Aggregator FAST has released its latest Business Lending Index (BLI) – which involves an online survey of its broker network – reporting that over the three months to 30 June 2020, total business and commercial lending volumes fell 16 per cent on the previous corresponding period.
The slide in volumes was most pronounced among smaller lenders (non-majors and non-banks), down 32.3 per cent, from $485 million to $328.4 million, while settlements across the big four banks (excluding subsidiaries) fell 7.5 per cent, from $953.2 million to $880.9 million.
According to FAST CEO Brendan Wright, the results are a reflection of the economic impact of the COVID-19 crisis.
“The three months to 30 June have been some of the most difficult in the history of the Australian economy,” he said.
“We are dealing with a global health pandemic that has challenged financial markets and had a significant impact on Australian businesses.
“Mortgage and finance brokers are working harder than ever to help their business as well as residential customers through this difficult time.”
The drop-off in demand for business credit is also reflected in the Reserve Bank of Australia’s (RBA) latest Financial Aggregates data, which reported a 0.8 per cent decline in business credit growth in June, following a 0.6 per cent slide in May.

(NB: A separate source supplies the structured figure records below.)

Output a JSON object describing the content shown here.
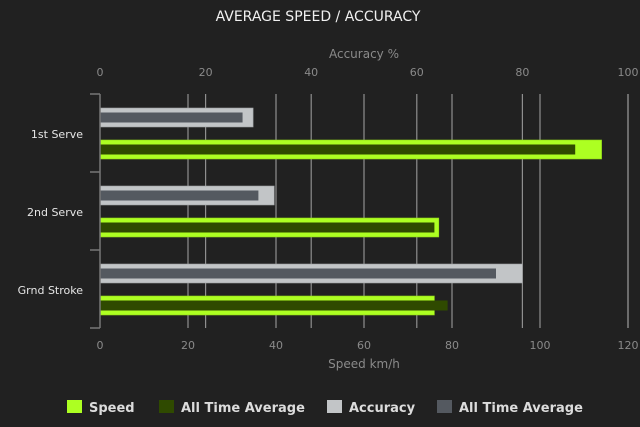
{
  "chart_data": {
    "type": "bar",
    "orientation": "horizontal",
    "title": "AVERAGE SPEED / ACCURACY",
    "categories": [
      "1st Serve",
      "2nd Serve",
      "Grnd Stroke"
    ],
    "x_top": {
      "label": "Accuracy %",
      "range": [
        0,
        100
      ],
      "ticks": [
        0,
        20,
        40,
        60,
        80,
        100
      ]
    },
    "x_bottom": {
      "label": "Speed km/h",
      "range": [
        0,
        120
      ],
      "ticks": [
        0,
        20,
        40,
        60,
        80,
        100,
        120
      ]
    },
    "series": [
      {
        "name": "Speed",
        "axis": "bottom",
        "color": "#adff22",
        "values": [
          114,
          77,
          76
        ]
      },
      {
        "name": "All Time Average",
        "axis": "bottom",
        "color": "#2f4a00",
        "values": [
          108,
          76,
          79
        ]
      },
      {
        "name": "Accuracy",
        "axis": "top",
        "color": "#c2c5c7",
        "values": [
          29,
          33,
          80
        ]
      },
      {
        "name": "All Time Average",
        "axis": "top",
        "color": "#545960",
        "values": [
          27,
          30,
          75
        ]
      }
    ],
    "grid": true,
    "legend": "bottom"
  }
}
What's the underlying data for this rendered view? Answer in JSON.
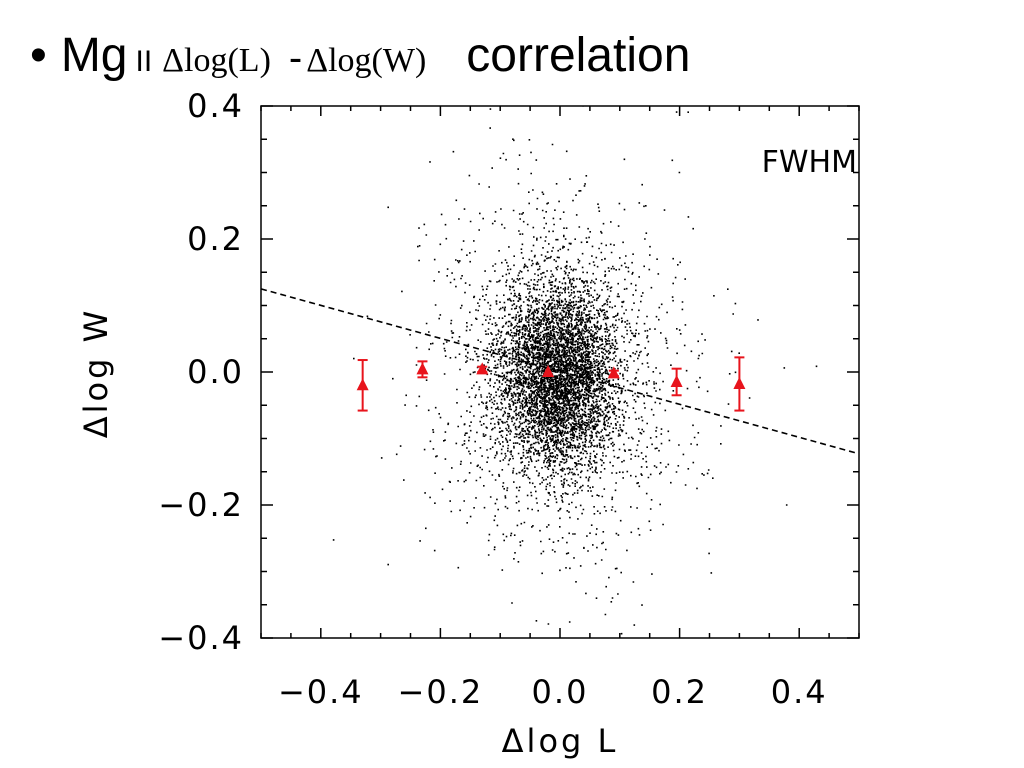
{
  "title": {
    "bullet": "•",
    "species": "Mg",
    "ion": "II",
    "term_a": "Δlog(L)",
    "separator": "-",
    "term_b": "Δlog(W)",
    "suffix": "correlation"
  },
  "colors": {
    "points": "#000000",
    "binned": "#e8141c",
    "fit_line": "#000000"
  },
  "chart_data": {
    "type": "scatter",
    "xlabel": "Δlog L",
    "ylabel": "Δlog W",
    "annotation": "FWHM",
    "xlim": [
      -0.5,
      0.5
    ],
    "ylim": [
      -0.4,
      0.4
    ],
    "xticks": [
      -0.4,
      -0.2,
      0.0,
      0.2,
      0.4
    ],
    "xtick_labels": [
      "−0.4",
      "−0.2",
      "0.0",
      "0.2",
      "0.4"
    ],
    "yticks": [
      -0.4,
      -0.2,
      0.0,
      0.2,
      0.4
    ],
    "ytick_labels": [
      "−0.4",
      "−0.2",
      "0.0",
      "0.2",
      "0.4"
    ],
    "grid": false,
    "scatter": {
      "n_points": 6500,
      "center": [
        -0.005,
        -0.005
      ],
      "core_sd": [
        0.05,
        0.07
      ],
      "halo_sd": [
        0.11,
        0.14
      ],
      "halo_fraction": 0.25
    },
    "binned_points": [
      {
        "x": -0.33,
        "y": -0.02,
        "err": 0.038
      },
      {
        "x": -0.23,
        "y": 0.004,
        "err": 0.012
      },
      {
        "x": -0.13,
        "y": 0.004,
        "err": 0.004
      },
      {
        "x": -0.02,
        "y": 0.0,
        "err": 0.002
      },
      {
        "x": 0.09,
        "y": -0.002,
        "err": 0.004
      },
      {
        "x": 0.195,
        "y": -0.015,
        "err": 0.02
      },
      {
        "x": 0.3,
        "y": -0.018,
        "err": 0.04
      }
    ],
    "fit_line": {
      "x": [
        -0.5,
        0.5
      ],
      "y": [
        0.125,
        -0.123
      ],
      "style": "dashed"
    }
  }
}
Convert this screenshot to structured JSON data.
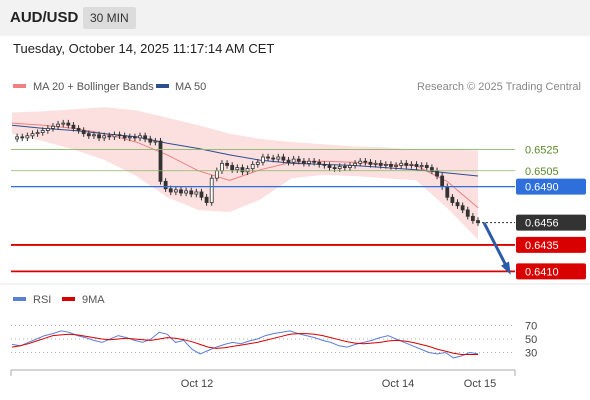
{
  "header": {
    "symbol": "AUD/USD",
    "timeframe": "30 MIN",
    "datetime": "Tuesday, October 14, 2025 11:17:14 AM CET"
  },
  "legend": {
    "bollinger": "MA 20 + Bollinger Bands",
    "ma50": "MA 50",
    "copyright": "Research © 2025 Trading Central",
    "rsi": "RSI",
    "rsi_ma": "9MA"
  },
  "colors": {
    "bollinger": "#f08080",
    "band_fill": "#fcdcdc",
    "ma50": "#2b4f8f",
    "candle": "#333333",
    "resistance": "#8ab46a",
    "pivot": "#2f6fdb",
    "support": "#d90000",
    "rsi": "#5a7fd6",
    "rsi_ma": "#d90000",
    "arrow": "#2b5aa8"
  },
  "chart_data": [
    {
      "type": "candlestick",
      "x_ticks": [
        "Oct 12",
        "Oct 14",
        "Oct 15"
      ],
      "ylim": [
        0.64,
        0.6568
      ],
      "levels": [
        {
          "label": "0.6525",
          "value": 0.6525,
          "kind": "resistance"
        },
        {
          "label": "0.6505",
          "value": 0.6505,
          "kind": "resistance"
        },
        {
          "label": "0.6490",
          "value": 0.649,
          "kind": "pivot"
        },
        {
          "label": "0.6456",
          "value": 0.6456,
          "kind": "last"
        },
        {
          "label": "0.6435",
          "value": 0.6435,
          "kind": "support"
        },
        {
          "label": "0.6410",
          "value": 0.641,
          "kind": "support"
        }
      ],
      "close": [
        0.6535,
        0.6537,
        0.6536,
        0.6538,
        0.654,
        0.6541,
        0.6543,
        0.6545,
        0.6547,
        0.6549,
        0.655,
        0.6548,
        0.6545,
        0.6543,
        0.654,
        0.6538,
        0.6539,
        0.6536,
        0.6538,
        0.6537,
        0.6539,
        0.6538,
        0.6536,
        0.6537,
        0.6536,
        0.6538,
        0.6535,
        0.6532,
        0.6533,
        0.6495,
        0.6488,
        0.6485,
        0.6487,
        0.6484,
        0.6486,
        0.6483,
        0.6485,
        0.648,
        0.6475,
        0.6498,
        0.6505,
        0.6512,
        0.651,
        0.6506,
        0.6508,
        0.6504,
        0.6507,
        0.6511,
        0.6513,
        0.6518,
        0.6517,
        0.6516,
        0.6518,
        0.6515,
        0.6513,
        0.6516,
        0.6514,
        0.6512,
        0.6514,
        0.6513,
        0.6511,
        0.651,
        0.6508,
        0.6507,
        0.6509,
        0.6508,
        0.651,
        0.6512,
        0.6514,
        0.6513,
        0.6511,
        0.6512,
        0.651,
        0.6511,
        0.6509,
        0.651,
        0.6512,
        0.651,
        0.6511,
        0.6509,
        0.651,
        0.6508,
        0.6505,
        0.65,
        0.649,
        0.648,
        0.6475,
        0.6472,
        0.6468,
        0.6462,
        0.6458,
        0.6456
      ],
      "bollinger_upper": [
        0.656,
        0.6561,
        0.6563,
        0.6565,
        0.6562,
        0.6555,
        0.6548,
        0.654,
        0.6535,
        0.6532,
        0.653,
        0.6528,
        0.6527,
        0.6525,
        0.6525,
        0.6524
      ],
      "bollinger_mid": [
        0.655,
        0.6548,
        0.6545,
        0.654,
        0.6532,
        0.652,
        0.6505,
        0.6496,
        0.6506,
        0.6513,
        0.6514,
        0.6513,
        0.6511,
        0.651,
        0.6495,
        0.647
      ],
      "bollinger_lower": [
        0.654,
        0.6533,
        0.6525,
        0.6515,
        0.65,
        0.648,
        0.6468,
        0.6466,
        0.6478,
        0.6498,
        0.6501,
        0.65,
        0.6498,
        0.6496,
        0.647,
        0.644
      ],
      "ma50": [
        0.6548,
        0.6545,
        0.6543,
        0.654,
        0.6537,
        0.6531,
        0.6526,
        0.652,
        0.6515,
        0.6512,
        0.6511,
        0.651,
        0.6508,
        0.6506,
        0.6503,
        0.65
      ]
    },
    {
      "type": "line",
      "title": "RSI",
      "y_ticks": [
        "70",
        "50",
        "30"
      ],
      "ylim": [
        10,
        90
      ],
      "series": [
        {
          "name": "RSI",
          "values": [
            42,
            40,
            45,
            50,
            55,
            58,
            62,
            60,
            55,
            52,
            48,
            45,
            50,
            55,
            52,
            48,
            45,
            50,
            60,
            57,
            45,
            48,
            35,
            28,
            33,
            38,
            42,
            45,
            43,
            47,
            50,
            55,
            58,
            60,
            62,
            58,
            55,
            52,
            48,
            45,
            40,
            38,
            42,
            45,
            48,
            52,
            55,
            50,
            45,
            40,
            35,
            30,
            28,
            30,
            22,
            25,
            30,
            28
          ]
        },
        {
          "name": "9MA",
          "values": [
            38,
            40,
            43,
            47,
            51,
            55,
            56,
            57,
            56,
            54,
            52,
            50,
            49,
            50,
            51,
            50,
            49,
            48,
            50,
            52,
            51,
            49,
            46,
            42,
            38,
            36,
            37,
            39,
            41,
            43,
            45,
            48,
            51,
            54,
            57,
            58,
            58,
            57,
            55,
            52,
            49,
            46,
            44,
            43,
            44,
            45,
            47,
            48,
            47,
            45,
            42,
            39,
            35,
            32,
            29,
            27,
            27,
            27
          ]
        }
      ]
    }
  ]
}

This marked the third consecutive month of weak business lending activity following a surge in demand at the onset of the COVID-19 crisis, which spurred record-high growth of 3.1 per cent in March.

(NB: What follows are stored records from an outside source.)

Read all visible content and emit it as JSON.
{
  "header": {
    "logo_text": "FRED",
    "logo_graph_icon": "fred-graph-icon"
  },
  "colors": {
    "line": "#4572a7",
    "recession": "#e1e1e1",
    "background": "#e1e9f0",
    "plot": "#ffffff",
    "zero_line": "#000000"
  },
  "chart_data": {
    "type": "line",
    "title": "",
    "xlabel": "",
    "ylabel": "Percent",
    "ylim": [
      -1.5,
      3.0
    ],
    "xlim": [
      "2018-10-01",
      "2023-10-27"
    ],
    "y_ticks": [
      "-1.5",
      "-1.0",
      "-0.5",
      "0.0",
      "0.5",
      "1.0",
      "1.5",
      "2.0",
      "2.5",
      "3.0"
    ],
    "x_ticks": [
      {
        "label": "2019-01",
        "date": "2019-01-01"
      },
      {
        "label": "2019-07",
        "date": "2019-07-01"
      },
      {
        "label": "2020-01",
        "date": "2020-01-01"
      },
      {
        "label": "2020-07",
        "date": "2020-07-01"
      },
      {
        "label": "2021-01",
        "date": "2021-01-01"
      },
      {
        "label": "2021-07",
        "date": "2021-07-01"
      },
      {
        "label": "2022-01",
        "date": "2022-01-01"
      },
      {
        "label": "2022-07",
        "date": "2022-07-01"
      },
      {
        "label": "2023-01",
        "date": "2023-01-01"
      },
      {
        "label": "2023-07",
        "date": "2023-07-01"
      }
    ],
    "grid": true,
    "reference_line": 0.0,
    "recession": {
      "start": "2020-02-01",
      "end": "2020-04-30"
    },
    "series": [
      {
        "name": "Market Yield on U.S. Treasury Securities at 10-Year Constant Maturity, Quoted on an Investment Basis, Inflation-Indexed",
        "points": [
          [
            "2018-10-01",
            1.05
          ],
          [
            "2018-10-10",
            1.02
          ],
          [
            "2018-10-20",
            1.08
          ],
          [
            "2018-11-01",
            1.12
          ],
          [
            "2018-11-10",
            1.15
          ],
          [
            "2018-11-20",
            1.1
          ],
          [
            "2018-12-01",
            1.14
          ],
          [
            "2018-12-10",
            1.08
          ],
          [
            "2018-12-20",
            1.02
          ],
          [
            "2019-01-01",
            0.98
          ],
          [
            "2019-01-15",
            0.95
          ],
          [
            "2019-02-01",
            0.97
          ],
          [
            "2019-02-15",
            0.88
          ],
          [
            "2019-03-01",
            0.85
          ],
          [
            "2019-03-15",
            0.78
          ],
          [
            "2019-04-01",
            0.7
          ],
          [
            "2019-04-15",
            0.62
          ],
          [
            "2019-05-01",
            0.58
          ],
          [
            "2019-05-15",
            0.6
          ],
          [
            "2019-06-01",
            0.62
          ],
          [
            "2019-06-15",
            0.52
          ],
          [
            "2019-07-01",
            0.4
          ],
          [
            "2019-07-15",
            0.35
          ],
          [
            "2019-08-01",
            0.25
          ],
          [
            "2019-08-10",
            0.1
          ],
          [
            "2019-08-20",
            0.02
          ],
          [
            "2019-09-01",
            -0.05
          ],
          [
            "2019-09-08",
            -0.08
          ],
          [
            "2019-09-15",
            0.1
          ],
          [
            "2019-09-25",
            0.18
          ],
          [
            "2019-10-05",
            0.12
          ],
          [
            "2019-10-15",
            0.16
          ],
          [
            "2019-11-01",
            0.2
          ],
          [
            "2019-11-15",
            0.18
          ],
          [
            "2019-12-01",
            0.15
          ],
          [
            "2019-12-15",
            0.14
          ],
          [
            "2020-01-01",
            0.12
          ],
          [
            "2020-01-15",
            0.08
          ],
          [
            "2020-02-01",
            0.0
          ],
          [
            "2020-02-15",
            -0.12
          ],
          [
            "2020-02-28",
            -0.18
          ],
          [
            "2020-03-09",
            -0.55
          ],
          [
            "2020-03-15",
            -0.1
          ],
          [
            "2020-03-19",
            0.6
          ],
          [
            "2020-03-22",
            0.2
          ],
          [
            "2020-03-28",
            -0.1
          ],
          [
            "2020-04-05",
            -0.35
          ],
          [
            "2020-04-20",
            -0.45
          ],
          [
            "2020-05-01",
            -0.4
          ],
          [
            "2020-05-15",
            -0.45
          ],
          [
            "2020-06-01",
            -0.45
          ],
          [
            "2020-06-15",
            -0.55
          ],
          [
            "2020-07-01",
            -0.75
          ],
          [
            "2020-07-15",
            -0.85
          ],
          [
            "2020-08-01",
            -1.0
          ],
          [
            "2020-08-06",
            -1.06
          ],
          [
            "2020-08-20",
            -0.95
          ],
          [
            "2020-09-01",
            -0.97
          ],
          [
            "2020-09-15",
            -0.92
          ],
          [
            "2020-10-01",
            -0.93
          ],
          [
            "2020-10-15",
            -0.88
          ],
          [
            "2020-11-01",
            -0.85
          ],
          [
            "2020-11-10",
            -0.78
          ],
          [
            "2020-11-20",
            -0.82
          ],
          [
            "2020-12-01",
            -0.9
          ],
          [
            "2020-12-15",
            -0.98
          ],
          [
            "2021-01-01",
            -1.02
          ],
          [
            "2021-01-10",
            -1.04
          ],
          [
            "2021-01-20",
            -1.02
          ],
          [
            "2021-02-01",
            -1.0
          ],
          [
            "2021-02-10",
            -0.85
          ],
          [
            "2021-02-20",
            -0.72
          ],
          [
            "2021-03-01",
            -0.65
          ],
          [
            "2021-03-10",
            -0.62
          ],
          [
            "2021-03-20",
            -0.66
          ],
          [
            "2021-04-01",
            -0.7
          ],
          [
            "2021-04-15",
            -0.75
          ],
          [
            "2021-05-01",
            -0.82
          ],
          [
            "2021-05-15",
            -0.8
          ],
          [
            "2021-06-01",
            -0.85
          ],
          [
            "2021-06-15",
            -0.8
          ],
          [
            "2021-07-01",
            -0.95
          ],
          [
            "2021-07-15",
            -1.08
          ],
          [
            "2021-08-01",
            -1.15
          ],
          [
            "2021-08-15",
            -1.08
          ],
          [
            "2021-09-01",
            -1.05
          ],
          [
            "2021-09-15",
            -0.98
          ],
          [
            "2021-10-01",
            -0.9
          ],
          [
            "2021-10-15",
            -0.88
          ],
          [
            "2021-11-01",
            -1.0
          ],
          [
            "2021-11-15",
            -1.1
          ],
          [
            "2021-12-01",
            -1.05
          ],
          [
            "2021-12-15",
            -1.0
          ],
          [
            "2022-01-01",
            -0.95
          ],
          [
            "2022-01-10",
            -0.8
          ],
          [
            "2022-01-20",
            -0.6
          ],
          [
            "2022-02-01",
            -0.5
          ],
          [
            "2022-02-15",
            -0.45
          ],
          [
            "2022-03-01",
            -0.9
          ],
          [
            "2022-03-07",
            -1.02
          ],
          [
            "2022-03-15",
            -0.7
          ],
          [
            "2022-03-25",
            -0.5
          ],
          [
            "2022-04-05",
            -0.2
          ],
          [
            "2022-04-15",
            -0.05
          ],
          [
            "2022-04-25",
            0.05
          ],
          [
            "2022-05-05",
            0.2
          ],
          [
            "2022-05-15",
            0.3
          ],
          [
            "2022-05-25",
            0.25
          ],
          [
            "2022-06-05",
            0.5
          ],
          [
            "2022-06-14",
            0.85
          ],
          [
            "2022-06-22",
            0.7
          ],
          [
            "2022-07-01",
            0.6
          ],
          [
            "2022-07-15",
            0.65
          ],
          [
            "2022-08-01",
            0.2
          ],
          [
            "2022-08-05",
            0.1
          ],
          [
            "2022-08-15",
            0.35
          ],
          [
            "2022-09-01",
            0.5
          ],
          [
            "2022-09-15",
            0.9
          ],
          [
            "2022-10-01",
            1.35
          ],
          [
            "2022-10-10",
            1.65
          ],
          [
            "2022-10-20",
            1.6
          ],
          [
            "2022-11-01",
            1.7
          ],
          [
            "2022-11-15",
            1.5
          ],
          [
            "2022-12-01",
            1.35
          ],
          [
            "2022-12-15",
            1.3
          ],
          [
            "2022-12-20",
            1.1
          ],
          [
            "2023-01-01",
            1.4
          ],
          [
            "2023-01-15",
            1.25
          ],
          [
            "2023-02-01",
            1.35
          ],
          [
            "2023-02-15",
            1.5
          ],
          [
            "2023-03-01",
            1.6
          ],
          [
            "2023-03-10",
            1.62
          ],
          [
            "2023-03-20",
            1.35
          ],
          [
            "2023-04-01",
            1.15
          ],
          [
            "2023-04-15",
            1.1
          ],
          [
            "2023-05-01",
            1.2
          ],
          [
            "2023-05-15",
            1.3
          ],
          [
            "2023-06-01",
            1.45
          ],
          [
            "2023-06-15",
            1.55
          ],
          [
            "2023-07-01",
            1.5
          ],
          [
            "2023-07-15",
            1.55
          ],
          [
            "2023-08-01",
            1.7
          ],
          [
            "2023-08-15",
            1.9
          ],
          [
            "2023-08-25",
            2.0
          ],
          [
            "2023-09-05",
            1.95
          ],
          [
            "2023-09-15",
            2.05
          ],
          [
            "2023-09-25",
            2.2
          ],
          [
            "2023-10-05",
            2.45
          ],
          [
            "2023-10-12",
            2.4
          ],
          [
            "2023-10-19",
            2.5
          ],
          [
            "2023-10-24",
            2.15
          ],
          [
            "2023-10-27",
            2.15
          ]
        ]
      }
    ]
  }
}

Majors win back market share
The COVID-19 crisis has also shifted the competitive landscape, with the big four banks regaining lost ground in the business and commercial lending space.

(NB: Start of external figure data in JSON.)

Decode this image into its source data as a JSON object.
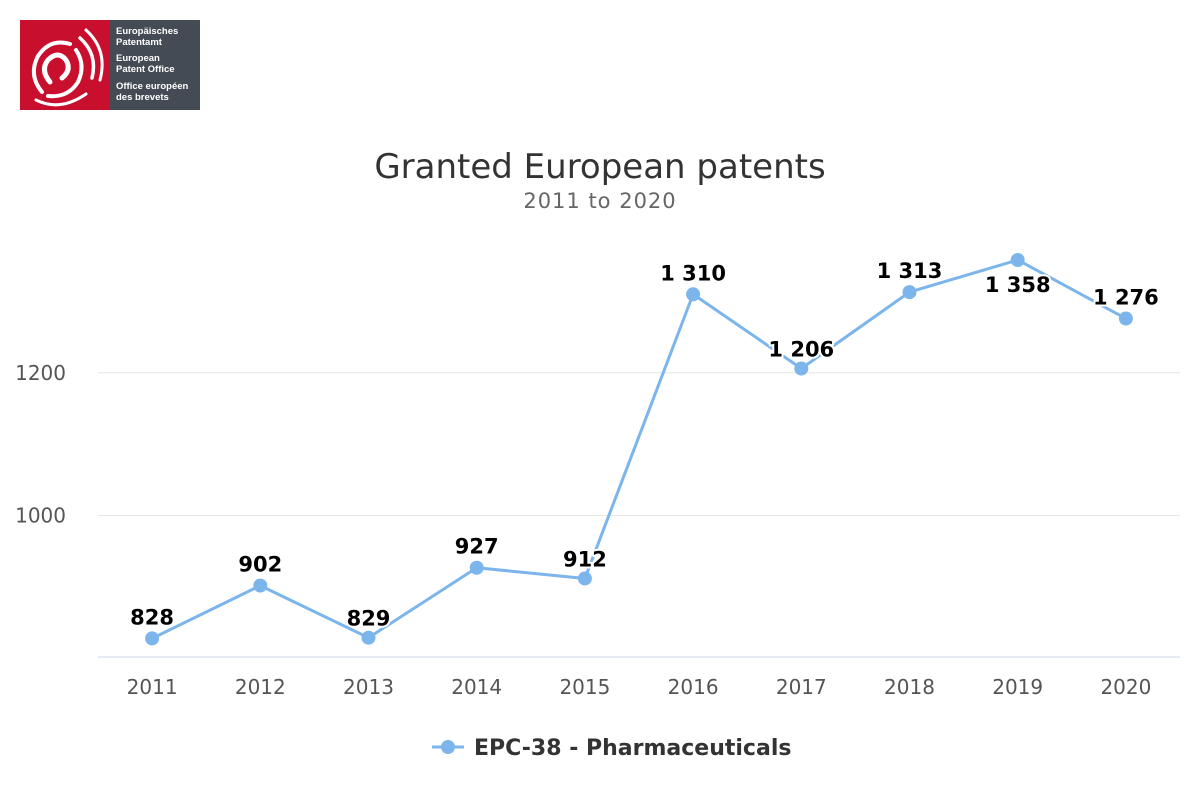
{
  "logo": {
    "name": "epo-logo-icon",
    "lines": [
      "Europäisches",
      "Patentamt",
      "European",
      "Patent Office",
      "Office européen",
      "des brevets"
    ]
  },
  "colors": {
    "series": "#7cb5ec",
    "grid": "#e6e6e6",
    "axis": "#ccd6eb",
    "logo_red": "#c8102e",
    "logo_gray": "#444b54"
  },
  "chart_data": {
    "type": "line",
    "title": "Granted European patents",
    "subtitle": "2011 to 2020",
    "xlabel": "",
    "ylabel": "",
    "categories": [
      "2011",
      "2012",
      "2013",
      "2014",
      "2015",
      "2016",
      "2017",
      "2018",
      "2019",
      "2020"
    ],
    "series": [
      {
        "name": "EPC-38 - Pharmaceuticals",
        "values": [
          828,
          902,
          829,
          927,
          912,
          1310,
          1206,
          1313,
          1358,
          1276
        ],
        "labels": [
          "828",
          "902",
          "829",
          "927",
          "912",
          "1 310",
          "1 206",
          "1 313",
          "1 358",
          "1 276"
        ]
      }
    ],
    "y_ticks": [
      1000,
      1200
    ],
    "ylim": [
      802,
      1400
    ],
    "grid": true,
    "legend_position": "bottom-center"
  }
}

The FAST research revealed that the big four’s share grew to 73 per cent in the June quarter of 2020, up 7 percentage points from 66 per cent in the previous corresponding period.
Non-banks took the biggest hit over the June quarter, with their market share slipping from 12 per cent to 7 per cent over the same period.
This coincided with a 48.7 per cent plunge in the non-bank sector’s business and commercial lending volumes.
When including settlements originated by non-major banks, the ADI sector’s collective market share grew from 88 per cent to 93 per cent.
Mr Wright attributed the non-banks’ performance to a rise in wholesale funding costs, which have hindered the sector’s ability to compete with banks on pricing.
“Wholesale funding markets have been impacted globally, and the cost of funds has risen,” he said.
“Non-banks and fintech lenders that rely on wholesale funding and investment equity have had to manage their front books over the quarter as the rising cost of funds has placed upward pressure on margin.
“What we have seen over the June quarter is a shift back to the mainstream lenders as more loans are placed with the banks, particularly the big four.”
SME demand still strong
Brokers surveyed by FAST indicated that SME lending flows have withstood the broader decline in volumes across the business and commercial space.
“Accessing finance remains critical for SMEs over the coming months, and brokers continue to help their business clients secure working capital so that they can continue operating through this challenging period,” Mr Wright added.
“The pandemic continues to impact the way we work and live. Businesses are continually adjusting to new measures imposed by state and federal government to control the contagion of the coronavirus.”
FAST brokers stated that they expected demand for working capital to increase over the next six months.
According to the aggregator’s research, half of surveyed brokers have provided COVID-specific credit assistance over the pas few months, which Mr Wright said was a testament to the broker proposition.
“Finance brokers continue to play an essential role to commercial and business clients,” he said.
“Small and medium businesses across the country are working with brokers to secure critical funding lines to keep their doors open during these uncertain times.”